As golden hour settled over Karachi on Sunday, a soft current of sound threaded through a patch of trees in Clifton. It wasn’t the distant echo of city noise or the heavy pulse of a commercial concert. It was gentler, human-sized — voices, strings, the occasional foot tap on dry leaves. In the heart of The Urban Forest, a rare oasis in an overstimulated city, Forest Jam was underway.
Organised and conceived by indie wife-husband duo Tarbooze, consisting of Wishaal Khalid and Danial Shahid, Forest Jam was part gig, part gathering, part reclamation. The lineup — Tarbooze, Zarf, Asaduu, Dulhay Mian, and Mehdi Maloof – spanned moods and cities, from Karachi’s alt-rock echoes to Quetta’s bedroom pop and an unputdownable melancholia that far exceeds spatial confines. But beyond the music, it was also a way of holding space for the kind of listening, feeling, and communion that rarely finds room in the algorithmic grind of modern music culture. In an industry increasingly shaped by corporate sponsorships and polished “experiences,” Forest Jam was refreshingly DIY, vulnerable, and intimate.
Rooted in community
Tarbooze opened the night with a reverent rendition of Zeb & Haniya’s Rona Chor Diya, the song’s rhythmic optimism riding the soft breeze and setting the tone for what would be an evening of emotional transparency. “Haniya was a mentor,” Wishaal told The Express Tribune. “I hadn’t known her for long, but she really encouraged me when she heard I was into music production. I grew up on her music and her loss felt personal.”
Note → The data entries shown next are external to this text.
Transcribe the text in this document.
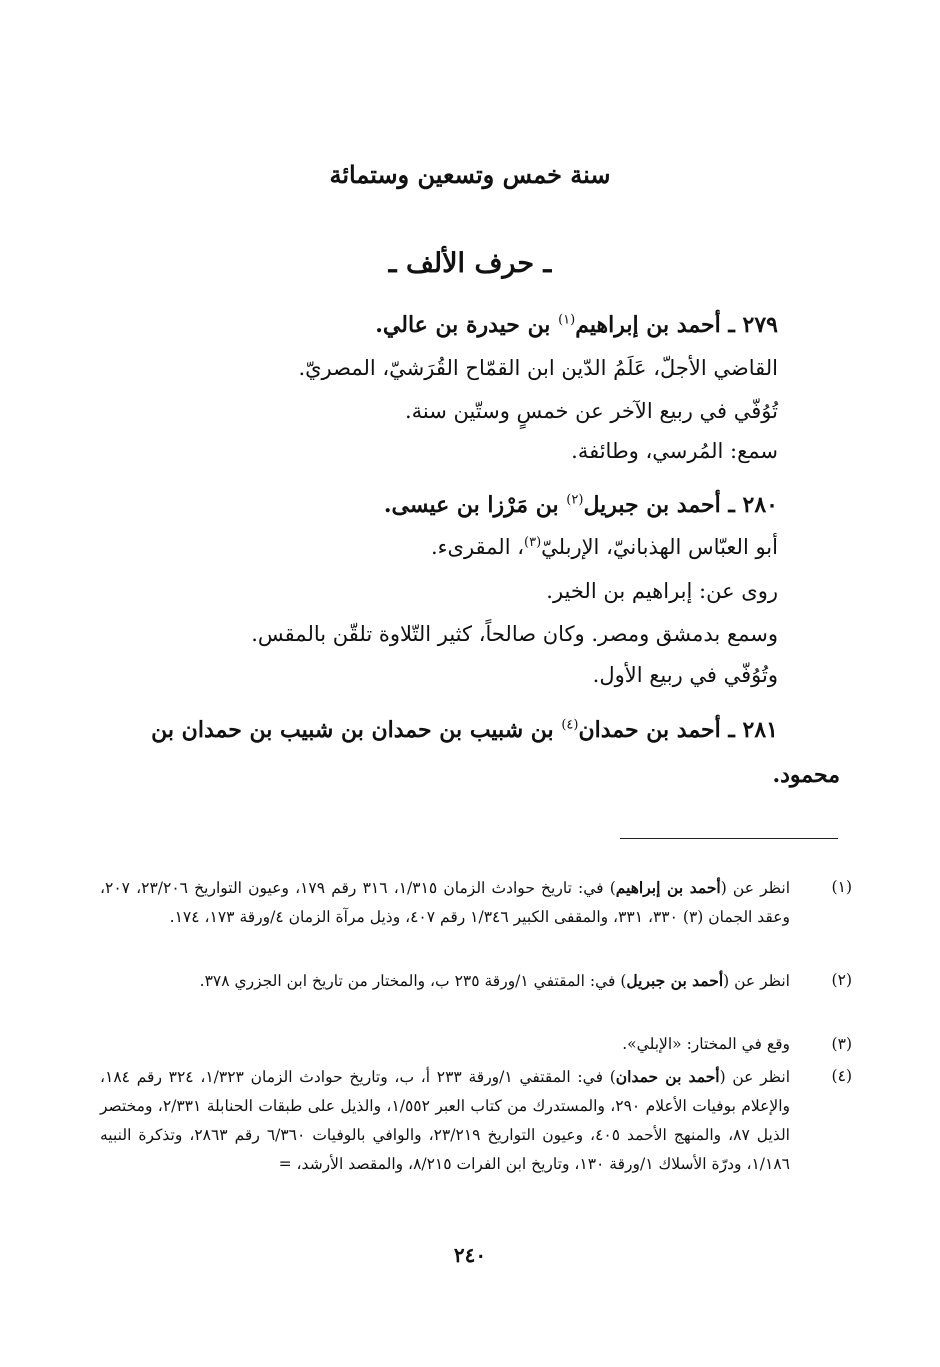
سنة خمس وتسعين وستمائة
ـ حرف الألف ـ
٢٧٩ ـ أحمد بن إبراهيم$^{(١)}$ بن حيدرة بن عالي.
القاضي الأجلّ، عَلَمُ الدّين ابن القمّاح القُرَشيّ، المصريّ.
تُوُفّي في ربيع الآخر عن خمسٍ وستّين سنة.
سمع: المُرسي، وطائفة.
٢٨٠ ـ أحمد بن جبريل$^{(٢)}$ بن مَرْزا بن عيسى.
أبو العبّاس الهذبانيّ، الإربليّ$^{(٣)}$، المقرىء.
روى عن: إبراهيم بن الخير.
وسمع بدمشق ومصر. وكان صالحاً، كثير التّلاوة تلقّن بالمقس.
وتُوُفّي في ربيع الأول.
٢٨١ ـ أحمد بن حمدان$^{(٤)}$ بن شبيب بن حمدان بن شبيب بن حمدان بن
محمود.
(١)
انظر عن (أحمد بن إبراهيم) في: تاريخ حوادث الزمان ١/٣١٥، ٣١٦ رقم ١٧٩، وعيون التواريخ ٢٣/٢٠٦، ٢٠٧، وعقد الجمان (٣) ٣٣٠، ٣٣١، والمقفى الكبير ١/٣٤٦ رقم ٤٠٧، وذيل مرآة الزمان ٤/ورقة ١٧٣، ١٧٤.
(٢)
انظر عن (أحمد بن جبريل) في: المقتفي ١/ورقة ٢٣٥ ب، والمختار من تاريخ ابن الجزري ٣٧٨.
(٣)
وقع في المختار: «الإبلي».
(٤)
انظر عن (أحمد بن حمدان) في: المقتفي ١/ورقة ٢٣٣ أ، ب، وتاريخ حوادث الزمان ١/٣٢٣، ٣٢٤ رقم ١٨٤، والإعلام بوفيات الأعلام ٢٩٠، والمستدرك من كتاب العبر ١/٥٥٢، والذيل على طبقات الحنابلة ٢/٣٣١، ومختصر الذيل ٨٧، والمنهج الأحمد ٤٠٥، وعيون التواريخ ٢٣/٢١٩، والوافي بالوفيات ٦/٣٦٠ رقم ٢٨٦٣، وتذكرة النبيه ١/١٨٦، ودرّة الأسلاك ١/ورقة ١٣٠، وتاريخ ابن الفرات ٨/٢١٥، والمقصد الأرشد، =
٢٤٠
They followed with their own Toofan, a song that subverts its title’s stormy implications. Introspective and sombre, it invited the audience into a quiet space of contemplation. “Music is one of our primary ways of emotional regulation and expression,” Tarbooze explained. “It connects us to our reason for being alive.”
But Tarbooze weren’t just the opening act. They were the reason the event existed at all.
“We used to rely on other venues and entities inviting us to perform in order to sing for an audience. But indie musicians in Pakistan don’t often get opportunities to perform their music,” said Danial. “We have a small but dedicated listener base that won’t be selling out large venues like pop musicians. So instead of waiting for someone to invite us, we decided to take ownership and organise the performance ourselves.”
That ownership has meant embracing the messy, beautiful work of building a community. “What made the first jam session special,” Wishaal mused, “was that it wasn’t dependent on a middleman like the venue or the sound walas – who often limit the artist’s influence. This was a community-run event.
Tarbooze’s approach to audience-building is unconventional, but purposeful. “A lot of indie musicians I know aren’t looking to make profits. They just want to be heard,” the duo expressed. “The world might not be ready to hear what we have to say, but maybe the task is to make the music, send it out into the world, and step away.”